These problems are, of course, fixable someone may fix it.
Bonus points for whoever fixes the problems and submits a pull request. All the info you need is in this discussion thread.
(edit: I can already see some pull requests on this)
I will incorporate all fixes and address all issues raised in the next few days.
I think that instead of the strlen pull request you accepted, you should use getname/strncpy_from_user like the open() syscall does instead of strlen+memcpy.
Also, while you're here, could you explain what is the purpose of disabling memory write protection? Is it to allow writing to the syscall table? You seem to enable writing in the page table for the syscall table before writing, but never disable it. Could it be that you forgot to flush the translation lookaside buffer (TLB) after updating the pagetable and the change you did does not take effect soon enough? I don't know how you flush TLB's in Linux but the Intel manuals tell you to do so after updating the page table.
It's fun to see that there were so many people interested in this, although it's not much more than a joke. I guess part of the interest stems from the fact that it's a small kernel module with so little code that it's easy to grok.
For a joke weekend project that you never intended anyone to see / use seriously? Sorry, no. I would never waste time making something secure that I did for funzies that I'll likely never touch again. If I happen to come across or realize a security issue as I'm writing it I might make a comment there in the source or in the README. Otherwise, that's time spent I could have been making my real projects better and more secure.
This is a very bad idea as path is user-supplied and has to be treated as malicious.
An attacker can omit the string-terminator...
So your assumption on omitting the null terminator is wrong, BUT there's another flaw in this. The length of the string can be less than four bytes. By allocating the string in a nice page boundary this can be used to cause a memory protection fault.
The PATH_MAX guarantees that the string copy will terminate even if no null character is present.
Now if any routines that call strncpy_from_user assume that it leaves them with a null terminated string there is still a potential for trouble but that does not stem from the use of strncpy_from_user.

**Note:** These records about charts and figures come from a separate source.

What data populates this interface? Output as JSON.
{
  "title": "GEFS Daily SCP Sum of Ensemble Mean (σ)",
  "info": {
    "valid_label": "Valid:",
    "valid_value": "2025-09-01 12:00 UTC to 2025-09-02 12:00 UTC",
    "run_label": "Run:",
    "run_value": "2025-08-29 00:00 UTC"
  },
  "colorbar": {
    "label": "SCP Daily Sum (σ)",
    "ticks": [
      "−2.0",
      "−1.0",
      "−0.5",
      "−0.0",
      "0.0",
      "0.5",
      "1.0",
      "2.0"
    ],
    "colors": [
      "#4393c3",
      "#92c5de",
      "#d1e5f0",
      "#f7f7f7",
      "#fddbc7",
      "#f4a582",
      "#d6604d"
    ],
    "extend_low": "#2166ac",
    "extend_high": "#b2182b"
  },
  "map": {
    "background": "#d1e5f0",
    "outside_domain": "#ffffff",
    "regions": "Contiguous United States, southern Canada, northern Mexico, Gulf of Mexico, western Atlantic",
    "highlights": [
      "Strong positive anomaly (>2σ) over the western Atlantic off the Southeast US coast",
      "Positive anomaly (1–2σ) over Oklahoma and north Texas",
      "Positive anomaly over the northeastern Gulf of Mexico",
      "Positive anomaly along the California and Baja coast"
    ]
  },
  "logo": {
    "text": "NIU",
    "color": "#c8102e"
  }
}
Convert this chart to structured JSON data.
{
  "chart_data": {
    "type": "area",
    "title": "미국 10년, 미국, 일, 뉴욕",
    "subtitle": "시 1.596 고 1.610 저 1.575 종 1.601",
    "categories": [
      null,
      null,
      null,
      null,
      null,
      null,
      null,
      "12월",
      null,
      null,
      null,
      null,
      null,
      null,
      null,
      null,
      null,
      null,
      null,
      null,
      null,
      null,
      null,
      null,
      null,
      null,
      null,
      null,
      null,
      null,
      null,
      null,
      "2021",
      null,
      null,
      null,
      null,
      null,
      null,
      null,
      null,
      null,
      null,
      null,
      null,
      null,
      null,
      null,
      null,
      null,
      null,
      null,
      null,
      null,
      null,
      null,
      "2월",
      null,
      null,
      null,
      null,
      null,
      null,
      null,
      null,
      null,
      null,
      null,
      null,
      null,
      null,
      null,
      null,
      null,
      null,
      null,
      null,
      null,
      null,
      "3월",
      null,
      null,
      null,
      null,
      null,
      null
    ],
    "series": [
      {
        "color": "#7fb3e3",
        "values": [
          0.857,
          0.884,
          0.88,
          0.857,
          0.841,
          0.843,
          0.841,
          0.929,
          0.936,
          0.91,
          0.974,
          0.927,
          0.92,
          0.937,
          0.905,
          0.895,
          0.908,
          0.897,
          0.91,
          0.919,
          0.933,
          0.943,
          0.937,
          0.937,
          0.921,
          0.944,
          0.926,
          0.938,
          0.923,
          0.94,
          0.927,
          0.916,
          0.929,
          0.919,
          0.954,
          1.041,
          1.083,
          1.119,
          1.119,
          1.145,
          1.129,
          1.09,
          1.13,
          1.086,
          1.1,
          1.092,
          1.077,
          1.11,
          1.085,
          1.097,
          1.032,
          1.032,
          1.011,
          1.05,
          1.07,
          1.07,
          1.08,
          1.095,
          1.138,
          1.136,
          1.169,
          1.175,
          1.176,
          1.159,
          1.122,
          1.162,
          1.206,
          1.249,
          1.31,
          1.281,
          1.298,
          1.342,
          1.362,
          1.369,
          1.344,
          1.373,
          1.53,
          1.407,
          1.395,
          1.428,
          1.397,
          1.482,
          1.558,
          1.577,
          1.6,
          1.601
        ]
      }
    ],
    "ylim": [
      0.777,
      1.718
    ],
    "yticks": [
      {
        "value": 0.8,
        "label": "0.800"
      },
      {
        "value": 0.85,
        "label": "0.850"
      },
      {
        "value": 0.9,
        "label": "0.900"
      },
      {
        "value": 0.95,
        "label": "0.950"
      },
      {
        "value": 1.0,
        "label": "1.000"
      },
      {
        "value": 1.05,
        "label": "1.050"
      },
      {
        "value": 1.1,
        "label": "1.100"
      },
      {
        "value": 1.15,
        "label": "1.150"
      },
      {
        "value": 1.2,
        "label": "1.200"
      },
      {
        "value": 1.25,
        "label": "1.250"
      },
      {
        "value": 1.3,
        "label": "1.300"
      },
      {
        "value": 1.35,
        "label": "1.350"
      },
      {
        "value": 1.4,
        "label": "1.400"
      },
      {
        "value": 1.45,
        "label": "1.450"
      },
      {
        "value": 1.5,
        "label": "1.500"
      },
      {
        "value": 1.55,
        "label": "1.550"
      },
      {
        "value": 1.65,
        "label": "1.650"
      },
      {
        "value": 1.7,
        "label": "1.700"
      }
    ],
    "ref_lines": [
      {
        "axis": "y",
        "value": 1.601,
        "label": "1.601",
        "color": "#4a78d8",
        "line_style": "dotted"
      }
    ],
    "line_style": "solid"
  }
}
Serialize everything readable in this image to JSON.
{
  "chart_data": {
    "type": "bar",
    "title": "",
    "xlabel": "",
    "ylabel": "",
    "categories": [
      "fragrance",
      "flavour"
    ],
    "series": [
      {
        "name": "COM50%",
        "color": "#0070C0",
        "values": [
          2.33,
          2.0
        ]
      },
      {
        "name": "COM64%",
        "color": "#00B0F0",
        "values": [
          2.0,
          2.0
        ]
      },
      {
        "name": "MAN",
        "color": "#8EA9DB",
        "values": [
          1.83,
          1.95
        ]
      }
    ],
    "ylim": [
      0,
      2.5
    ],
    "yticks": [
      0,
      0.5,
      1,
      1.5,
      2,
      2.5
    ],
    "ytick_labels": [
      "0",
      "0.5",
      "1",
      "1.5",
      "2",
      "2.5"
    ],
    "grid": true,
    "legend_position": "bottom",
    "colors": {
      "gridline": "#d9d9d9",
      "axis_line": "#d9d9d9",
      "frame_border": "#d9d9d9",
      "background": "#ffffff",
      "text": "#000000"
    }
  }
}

Check the implementation for do_getname:
And you'll see that it returns -ENAMETOOLONG when the name is >= the buffer allocated, only < len is allowed. (line 133 in the link above).
But the kernel does not call strlen() on the user-supplied string...
Anyone who's using open() can kill the kernel after loading this module.
And if you have that ability, worrying about the security of a module such as this seems, to me, totally and utterly pointless, because you could be inserting a rootkit, or a module that randomly deletes a file every time you press the letter A etc.
So could you explain what you mean please? Why be concerned about security when security is already compromised? How does it being multi-user make a difference?
Suppose your admin is a funny guy and loads this kernel module at April 1st.
I (Jonny non-root user) can no longer listen to my favorite mp3, because the kernel module changes the path all the time.
The admin loughs and has fun.
But then later I call open() with some fancy arguments and take over the whole machine (or at least crash it). This is the part where I lough.
is a absolute no-go.
It's a nice and funny kernel module but it dooms the kernel's security.
What this means is that the kernel can no longer see if a user is writing to a read-only location, which is a major part of memory protection. It has major security implications. I don't know whether other parts of the kernel enable or disable this at context switches or at other times.
What this also means is that this kernel module will only work on x86 CPU's. So no rickrolling you ARM boxes or smartphones.
No, disabling WP in CR0 is only relevant for privileged code. Writes to write protected pages in user mode will still trap. It might mess up some in-kernel COW stuff though.
There are some stddef.h which cast it to a void*, but technically that's just a compatibility hack. See http://c-faq.com/null/macro.html http://c-faq.com/null/safermacs.html http://c-faq.com/null/nullor0.html http://c-faq.com/null/long0.html
2. Using FUSE you would have to guaranty that your fs overlaps all other mounted filesystems.
You might even have several libc's in your system. You might have a uClibc + Busybox based initrd and a full glibc based root system.
Btw. how does LD_PRELOAD act together static binaries?
So an app calls the open() function. This results in an unresolved symbol which the run-time linker matches up with the open() exported by glibc. glibc then does the open() syscall.
If libc implements it, then it is by definition in section 3.
EDIT: (signing out of this sub-thread)
Have you ever called a system call by hand using assembly?
Have you ever looked at glibc's source?
Habe you ever looked at the kernel's close() syscall?